Ashley Gallant, Museums Sheffield and University of Nottingham, Ashley.Gallant@nottingham.ac.uk

Estelle Derclaye, University of Nottingham, estelle.derclaye@nottingham.ac.uk

This session asks: what is the relationship between law and art histories? How and why has the law/policy shaped or created art histories? And how can a deeper understanding of this relationship help us rethink art histories? What are the laws that bind us, and what happens if/when we change or challenge them?

This session explores the underlying and often overlooked structures that support, define and create art histories.

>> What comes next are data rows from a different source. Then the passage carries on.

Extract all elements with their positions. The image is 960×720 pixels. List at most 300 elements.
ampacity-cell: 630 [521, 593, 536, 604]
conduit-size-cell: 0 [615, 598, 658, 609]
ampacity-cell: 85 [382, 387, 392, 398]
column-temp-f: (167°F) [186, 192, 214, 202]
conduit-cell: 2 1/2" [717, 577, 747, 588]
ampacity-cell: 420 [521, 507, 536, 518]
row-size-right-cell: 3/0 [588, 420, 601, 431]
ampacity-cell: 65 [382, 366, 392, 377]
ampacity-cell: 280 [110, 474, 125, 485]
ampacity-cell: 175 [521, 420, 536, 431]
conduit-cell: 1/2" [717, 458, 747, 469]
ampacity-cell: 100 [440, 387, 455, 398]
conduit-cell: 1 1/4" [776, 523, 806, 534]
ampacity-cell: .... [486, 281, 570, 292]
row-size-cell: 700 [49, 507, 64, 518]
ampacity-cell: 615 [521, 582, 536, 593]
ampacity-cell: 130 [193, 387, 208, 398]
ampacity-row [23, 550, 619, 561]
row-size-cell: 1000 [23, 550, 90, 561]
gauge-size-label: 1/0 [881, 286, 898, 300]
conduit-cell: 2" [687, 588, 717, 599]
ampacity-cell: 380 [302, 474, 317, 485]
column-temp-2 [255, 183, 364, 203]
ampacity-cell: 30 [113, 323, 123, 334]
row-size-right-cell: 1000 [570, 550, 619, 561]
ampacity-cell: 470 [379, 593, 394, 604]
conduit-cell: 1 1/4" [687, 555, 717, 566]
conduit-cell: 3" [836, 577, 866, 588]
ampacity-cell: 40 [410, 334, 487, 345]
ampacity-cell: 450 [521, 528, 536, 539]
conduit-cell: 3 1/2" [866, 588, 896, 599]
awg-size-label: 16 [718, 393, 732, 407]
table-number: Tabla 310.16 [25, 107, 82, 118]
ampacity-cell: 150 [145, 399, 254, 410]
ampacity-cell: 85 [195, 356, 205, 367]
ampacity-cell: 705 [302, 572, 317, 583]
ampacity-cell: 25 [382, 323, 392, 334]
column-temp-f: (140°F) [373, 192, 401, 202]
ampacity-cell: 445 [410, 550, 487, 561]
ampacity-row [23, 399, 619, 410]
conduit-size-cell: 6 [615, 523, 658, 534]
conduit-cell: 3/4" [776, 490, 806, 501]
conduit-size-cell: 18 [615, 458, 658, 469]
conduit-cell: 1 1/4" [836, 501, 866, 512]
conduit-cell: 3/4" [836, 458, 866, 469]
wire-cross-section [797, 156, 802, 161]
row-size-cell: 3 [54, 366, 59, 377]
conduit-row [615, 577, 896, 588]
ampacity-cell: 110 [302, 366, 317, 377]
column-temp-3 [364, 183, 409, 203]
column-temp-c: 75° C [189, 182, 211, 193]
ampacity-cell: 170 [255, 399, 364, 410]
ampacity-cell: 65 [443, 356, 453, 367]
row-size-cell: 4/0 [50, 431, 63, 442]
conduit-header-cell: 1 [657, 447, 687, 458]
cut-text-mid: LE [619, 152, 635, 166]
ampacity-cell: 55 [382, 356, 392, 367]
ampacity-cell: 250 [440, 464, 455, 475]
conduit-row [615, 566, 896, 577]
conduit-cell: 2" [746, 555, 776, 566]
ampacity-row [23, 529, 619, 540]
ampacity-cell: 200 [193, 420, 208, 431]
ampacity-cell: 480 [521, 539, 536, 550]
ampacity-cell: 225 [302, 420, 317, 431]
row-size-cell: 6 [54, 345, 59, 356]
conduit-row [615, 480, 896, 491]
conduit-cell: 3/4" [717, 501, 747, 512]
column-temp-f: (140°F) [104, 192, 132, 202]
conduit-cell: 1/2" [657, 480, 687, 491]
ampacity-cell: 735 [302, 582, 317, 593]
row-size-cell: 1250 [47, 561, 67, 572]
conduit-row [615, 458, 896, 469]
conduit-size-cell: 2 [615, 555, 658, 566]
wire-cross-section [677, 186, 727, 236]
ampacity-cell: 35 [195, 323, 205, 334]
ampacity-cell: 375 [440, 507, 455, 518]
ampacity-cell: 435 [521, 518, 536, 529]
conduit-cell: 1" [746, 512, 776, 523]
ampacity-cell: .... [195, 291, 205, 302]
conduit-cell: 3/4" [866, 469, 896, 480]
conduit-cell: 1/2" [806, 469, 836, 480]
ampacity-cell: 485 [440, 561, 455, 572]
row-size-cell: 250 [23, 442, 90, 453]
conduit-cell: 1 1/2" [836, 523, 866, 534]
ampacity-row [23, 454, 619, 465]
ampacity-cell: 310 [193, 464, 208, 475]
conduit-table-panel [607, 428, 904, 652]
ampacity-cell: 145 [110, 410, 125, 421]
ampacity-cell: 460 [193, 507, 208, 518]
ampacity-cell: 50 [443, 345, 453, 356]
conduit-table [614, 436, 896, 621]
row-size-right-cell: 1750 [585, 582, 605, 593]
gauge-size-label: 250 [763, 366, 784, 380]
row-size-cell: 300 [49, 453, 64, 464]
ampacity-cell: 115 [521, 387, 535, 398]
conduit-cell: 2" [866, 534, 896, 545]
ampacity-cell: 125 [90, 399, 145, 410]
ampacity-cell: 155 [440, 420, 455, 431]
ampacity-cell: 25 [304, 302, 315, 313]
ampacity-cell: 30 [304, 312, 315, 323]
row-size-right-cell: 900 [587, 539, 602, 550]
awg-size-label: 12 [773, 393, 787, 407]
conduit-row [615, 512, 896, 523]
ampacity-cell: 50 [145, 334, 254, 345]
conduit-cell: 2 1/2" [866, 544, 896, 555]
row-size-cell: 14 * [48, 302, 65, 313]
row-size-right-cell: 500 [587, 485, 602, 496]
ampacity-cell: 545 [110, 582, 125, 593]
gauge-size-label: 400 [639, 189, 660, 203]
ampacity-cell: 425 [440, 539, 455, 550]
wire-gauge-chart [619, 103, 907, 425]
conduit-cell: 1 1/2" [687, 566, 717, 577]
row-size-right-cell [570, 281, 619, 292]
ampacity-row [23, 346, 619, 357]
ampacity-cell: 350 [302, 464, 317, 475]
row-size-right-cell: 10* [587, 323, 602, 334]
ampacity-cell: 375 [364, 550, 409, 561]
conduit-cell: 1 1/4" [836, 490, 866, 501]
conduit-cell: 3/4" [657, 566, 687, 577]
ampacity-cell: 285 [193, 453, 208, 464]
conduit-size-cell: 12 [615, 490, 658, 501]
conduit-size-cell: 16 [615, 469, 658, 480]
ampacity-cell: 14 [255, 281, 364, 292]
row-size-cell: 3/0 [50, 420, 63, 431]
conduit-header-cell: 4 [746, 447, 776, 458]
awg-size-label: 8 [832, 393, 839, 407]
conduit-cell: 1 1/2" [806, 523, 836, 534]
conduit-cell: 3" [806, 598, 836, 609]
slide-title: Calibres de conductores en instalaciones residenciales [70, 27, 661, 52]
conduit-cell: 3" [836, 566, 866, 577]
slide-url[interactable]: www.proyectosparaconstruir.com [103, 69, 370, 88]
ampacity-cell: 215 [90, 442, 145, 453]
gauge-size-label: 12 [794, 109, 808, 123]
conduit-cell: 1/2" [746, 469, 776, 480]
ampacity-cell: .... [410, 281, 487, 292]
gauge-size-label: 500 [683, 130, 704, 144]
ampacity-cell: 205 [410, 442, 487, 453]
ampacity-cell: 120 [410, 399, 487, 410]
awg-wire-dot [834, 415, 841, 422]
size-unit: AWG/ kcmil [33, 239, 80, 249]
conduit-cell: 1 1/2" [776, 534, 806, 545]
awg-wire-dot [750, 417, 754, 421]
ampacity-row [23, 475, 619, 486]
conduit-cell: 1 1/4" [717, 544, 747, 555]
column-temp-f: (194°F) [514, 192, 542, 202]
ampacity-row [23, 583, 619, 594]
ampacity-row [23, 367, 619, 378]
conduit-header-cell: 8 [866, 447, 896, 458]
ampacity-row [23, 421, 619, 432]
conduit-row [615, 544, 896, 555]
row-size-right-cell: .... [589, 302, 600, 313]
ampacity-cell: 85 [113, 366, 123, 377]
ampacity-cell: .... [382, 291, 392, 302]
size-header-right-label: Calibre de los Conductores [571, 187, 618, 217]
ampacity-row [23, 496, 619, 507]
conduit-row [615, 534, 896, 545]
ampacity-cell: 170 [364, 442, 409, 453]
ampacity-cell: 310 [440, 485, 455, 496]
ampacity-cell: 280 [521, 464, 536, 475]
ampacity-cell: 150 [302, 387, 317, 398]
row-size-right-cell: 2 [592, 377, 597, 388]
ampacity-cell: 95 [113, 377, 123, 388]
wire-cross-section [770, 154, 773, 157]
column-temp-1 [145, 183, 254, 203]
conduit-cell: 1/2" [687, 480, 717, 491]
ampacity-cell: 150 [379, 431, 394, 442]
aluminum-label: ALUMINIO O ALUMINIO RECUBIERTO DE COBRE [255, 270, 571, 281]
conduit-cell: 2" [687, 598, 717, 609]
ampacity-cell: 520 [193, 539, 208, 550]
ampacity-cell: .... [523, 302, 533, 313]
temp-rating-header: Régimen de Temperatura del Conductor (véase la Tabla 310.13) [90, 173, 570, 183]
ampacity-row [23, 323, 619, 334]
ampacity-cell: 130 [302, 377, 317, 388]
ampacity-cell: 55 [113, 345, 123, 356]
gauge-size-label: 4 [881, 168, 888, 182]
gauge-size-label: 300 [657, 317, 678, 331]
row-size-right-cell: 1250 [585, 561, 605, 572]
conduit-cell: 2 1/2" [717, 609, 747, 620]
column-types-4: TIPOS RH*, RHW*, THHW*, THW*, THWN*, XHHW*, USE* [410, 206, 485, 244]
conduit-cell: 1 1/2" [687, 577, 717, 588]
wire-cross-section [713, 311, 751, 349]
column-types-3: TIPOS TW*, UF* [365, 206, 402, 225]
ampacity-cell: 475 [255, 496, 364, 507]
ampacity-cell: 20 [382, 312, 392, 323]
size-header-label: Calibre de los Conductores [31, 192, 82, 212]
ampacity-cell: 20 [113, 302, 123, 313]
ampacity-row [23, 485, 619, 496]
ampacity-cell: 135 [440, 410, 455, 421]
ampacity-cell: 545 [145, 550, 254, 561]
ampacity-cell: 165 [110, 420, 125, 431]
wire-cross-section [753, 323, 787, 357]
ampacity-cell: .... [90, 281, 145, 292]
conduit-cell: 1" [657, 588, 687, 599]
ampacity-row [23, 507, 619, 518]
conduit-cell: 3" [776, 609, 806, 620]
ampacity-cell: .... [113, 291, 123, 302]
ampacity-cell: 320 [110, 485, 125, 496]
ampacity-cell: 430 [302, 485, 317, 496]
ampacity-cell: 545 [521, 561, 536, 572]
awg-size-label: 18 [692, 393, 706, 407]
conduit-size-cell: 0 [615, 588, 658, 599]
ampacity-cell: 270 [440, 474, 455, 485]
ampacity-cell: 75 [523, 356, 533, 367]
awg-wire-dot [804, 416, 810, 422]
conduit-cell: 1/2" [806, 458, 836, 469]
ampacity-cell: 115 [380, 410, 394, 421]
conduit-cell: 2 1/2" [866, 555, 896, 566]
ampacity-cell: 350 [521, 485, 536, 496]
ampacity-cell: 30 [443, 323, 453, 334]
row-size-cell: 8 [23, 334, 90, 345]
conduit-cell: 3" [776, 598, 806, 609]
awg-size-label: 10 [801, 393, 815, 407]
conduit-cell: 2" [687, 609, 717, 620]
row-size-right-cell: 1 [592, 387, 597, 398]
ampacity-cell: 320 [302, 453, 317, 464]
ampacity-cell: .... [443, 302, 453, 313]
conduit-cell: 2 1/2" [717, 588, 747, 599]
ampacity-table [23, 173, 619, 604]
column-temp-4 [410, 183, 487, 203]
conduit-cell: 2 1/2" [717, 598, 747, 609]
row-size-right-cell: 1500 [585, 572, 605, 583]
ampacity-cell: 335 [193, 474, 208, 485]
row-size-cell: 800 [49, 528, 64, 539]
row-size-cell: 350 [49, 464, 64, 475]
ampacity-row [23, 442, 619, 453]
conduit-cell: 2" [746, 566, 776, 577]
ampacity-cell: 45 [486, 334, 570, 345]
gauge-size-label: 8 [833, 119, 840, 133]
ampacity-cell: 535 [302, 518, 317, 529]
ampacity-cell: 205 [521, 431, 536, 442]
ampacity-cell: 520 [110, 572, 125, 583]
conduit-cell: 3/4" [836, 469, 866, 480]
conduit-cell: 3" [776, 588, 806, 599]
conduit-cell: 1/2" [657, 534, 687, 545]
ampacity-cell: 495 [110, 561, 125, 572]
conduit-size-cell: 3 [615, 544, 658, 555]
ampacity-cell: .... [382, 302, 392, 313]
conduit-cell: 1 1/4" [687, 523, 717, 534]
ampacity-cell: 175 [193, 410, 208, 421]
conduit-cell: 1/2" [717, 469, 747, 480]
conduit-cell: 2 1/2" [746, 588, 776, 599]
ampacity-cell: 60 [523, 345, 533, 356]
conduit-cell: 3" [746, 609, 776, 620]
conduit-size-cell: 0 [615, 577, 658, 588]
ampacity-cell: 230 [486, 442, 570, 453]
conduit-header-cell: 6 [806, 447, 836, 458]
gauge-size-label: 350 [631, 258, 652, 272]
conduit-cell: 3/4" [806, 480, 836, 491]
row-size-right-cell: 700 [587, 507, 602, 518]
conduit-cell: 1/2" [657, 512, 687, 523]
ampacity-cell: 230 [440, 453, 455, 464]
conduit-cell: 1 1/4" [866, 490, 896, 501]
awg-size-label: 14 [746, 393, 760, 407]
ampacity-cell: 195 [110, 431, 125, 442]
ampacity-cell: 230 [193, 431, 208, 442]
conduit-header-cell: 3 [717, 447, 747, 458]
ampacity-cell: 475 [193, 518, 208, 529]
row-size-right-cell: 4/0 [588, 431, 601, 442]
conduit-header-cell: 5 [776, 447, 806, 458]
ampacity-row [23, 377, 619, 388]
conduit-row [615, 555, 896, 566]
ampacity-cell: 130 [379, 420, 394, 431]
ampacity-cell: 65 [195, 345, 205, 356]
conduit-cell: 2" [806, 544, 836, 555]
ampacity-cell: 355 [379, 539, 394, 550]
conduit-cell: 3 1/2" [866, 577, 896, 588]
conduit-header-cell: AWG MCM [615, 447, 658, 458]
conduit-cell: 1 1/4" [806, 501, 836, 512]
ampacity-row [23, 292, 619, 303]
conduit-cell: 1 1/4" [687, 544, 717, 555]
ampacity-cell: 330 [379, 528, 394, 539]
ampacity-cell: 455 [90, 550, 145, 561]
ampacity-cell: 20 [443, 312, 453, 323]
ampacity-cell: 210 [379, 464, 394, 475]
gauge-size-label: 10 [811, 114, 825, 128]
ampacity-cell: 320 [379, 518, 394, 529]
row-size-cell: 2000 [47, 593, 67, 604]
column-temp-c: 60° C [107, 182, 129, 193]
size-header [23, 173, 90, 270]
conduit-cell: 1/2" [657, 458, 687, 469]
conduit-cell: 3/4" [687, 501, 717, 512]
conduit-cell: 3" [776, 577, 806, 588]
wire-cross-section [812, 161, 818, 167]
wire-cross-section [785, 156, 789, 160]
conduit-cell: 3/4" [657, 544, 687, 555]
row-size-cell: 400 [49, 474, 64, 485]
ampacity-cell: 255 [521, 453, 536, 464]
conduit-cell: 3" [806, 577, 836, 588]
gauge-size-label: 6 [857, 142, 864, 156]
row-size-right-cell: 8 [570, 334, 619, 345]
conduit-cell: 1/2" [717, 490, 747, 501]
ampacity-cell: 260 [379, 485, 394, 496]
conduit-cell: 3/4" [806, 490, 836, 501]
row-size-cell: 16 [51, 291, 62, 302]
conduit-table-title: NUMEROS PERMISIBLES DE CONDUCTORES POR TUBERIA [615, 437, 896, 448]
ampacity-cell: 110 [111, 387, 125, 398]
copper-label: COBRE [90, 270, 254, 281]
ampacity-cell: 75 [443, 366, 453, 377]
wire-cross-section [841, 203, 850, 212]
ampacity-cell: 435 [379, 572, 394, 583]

Throughout the lifetime of an artwork, through its production, sale, dissemination, collection and display, the work interacts with many structures outside of the disciplines of art history and visual culture. Disciplines that traditionally are seen to act as supporting players help to insert and translate the art object into wider systems of ownership, protection and status. These legal structures, including property law, copyright law, government policy, insurance, tort law, data protection, conservation science and museum accreditation are all seen to support and be subservient or work in reaction to the artist, art object and creation of art histories.

This session asks to what extent these under-studied points of contact between the artwork and the surrounding disciplines have written art history. Does copyright or policy or an accessioning contract author a collection to the same extent as a curator? How has the law shaped taste, how have contracts defined the art object, and how has copyright sustained or critiqued positions of privilege? How has conservation affected display and meaning? Are these supporting structures, in fact, the dominant authors of meaning?

This session welcomes papers and case studies that explore the relationship between the law, policy and the art object, and in particular those focusing on how the use, reading or application of these disciplines has shaped art history. Of special interest are papers and case studies that ask how experimental, non-Western and international approaches to law and policy can be applied to alter the history and future of art.